The brain is such an amazing thing, and has such amazing capabilities to recover, it just needs the right tool; in this case, using video games as a type of mental and physical therapy for stroke victims. Using computer games is also useful because it is more engaging for the brain, rather than traditional physical exercises like “pick up the cup” since framing it as a game often makes it seem less consequential for players (this is a new exercise whereas they used to know how to pick up a cup) and therefore less pressure and more fun:
Four mechanical-engineering students at McGill University in Canada have developed an inexpensive sensor glove that allows patients to exercise in a game-like fashion at home with minimal supervision. Self-therapy? Well, yes and no. Using the accompanying software, doctors will be able to monitor their charges’ progress off-site, cutting down on hospital visits and costs.
The added benefit of remote monitoring for doctors is also good for the patient, as the doctor can respond right away if they see something wrong or can provide immediate feedback, rather than having to schedule an appointment, travel to the doctor’s office, and have all of your questions answered, all of this being extra hard after you’ve had a stroke and need others to help transport you.

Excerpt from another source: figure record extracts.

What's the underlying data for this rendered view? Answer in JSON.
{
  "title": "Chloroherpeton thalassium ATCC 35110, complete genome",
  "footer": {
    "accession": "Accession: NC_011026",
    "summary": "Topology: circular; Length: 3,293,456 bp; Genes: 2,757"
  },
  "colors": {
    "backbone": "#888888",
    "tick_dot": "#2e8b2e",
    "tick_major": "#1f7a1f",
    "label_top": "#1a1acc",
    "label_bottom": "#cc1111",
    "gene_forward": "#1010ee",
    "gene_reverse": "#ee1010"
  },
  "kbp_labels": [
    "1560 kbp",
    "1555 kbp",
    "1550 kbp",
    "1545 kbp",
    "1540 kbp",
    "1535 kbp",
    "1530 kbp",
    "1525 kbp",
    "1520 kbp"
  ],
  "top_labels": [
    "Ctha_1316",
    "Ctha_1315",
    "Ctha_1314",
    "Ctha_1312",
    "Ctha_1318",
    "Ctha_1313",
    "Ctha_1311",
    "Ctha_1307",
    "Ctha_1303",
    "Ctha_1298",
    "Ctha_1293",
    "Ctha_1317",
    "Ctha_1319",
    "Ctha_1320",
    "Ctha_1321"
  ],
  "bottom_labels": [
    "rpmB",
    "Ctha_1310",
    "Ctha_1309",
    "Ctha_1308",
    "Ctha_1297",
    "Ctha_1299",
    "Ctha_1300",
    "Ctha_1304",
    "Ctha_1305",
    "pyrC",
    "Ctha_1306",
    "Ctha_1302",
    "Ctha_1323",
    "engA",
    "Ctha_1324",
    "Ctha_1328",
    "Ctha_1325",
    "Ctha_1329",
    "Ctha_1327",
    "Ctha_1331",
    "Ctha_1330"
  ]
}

An article featured on the O’Reilly Radar last month that interviews Kevin Slavin, managing director of Area/Code, who is currently working with Frank Lantz to integrate gameplay into the fabric of reality, or what he calls “Big Games.”
Big games are “games that take place using some elements from the game system and some elements of the real world. Something Frank Lantz had worked on with Katie Salen and Nick Fortugno was called the Big Urban Game. It involved transforming the city of Minneapolis into a game board. They did that by using huge inflatable game pieces, about 25-feet high. The players, among other things, were moving these huge pieces around the city.”
“There’s a few of us who have been thinking about how “play” and the “city” were going to combine. We’ve been drinking the same Kool-Aid from the same cooler for quite a while.”
The way Slavin’s describing his vision reminds me a lot of parkour. Interesting ideas.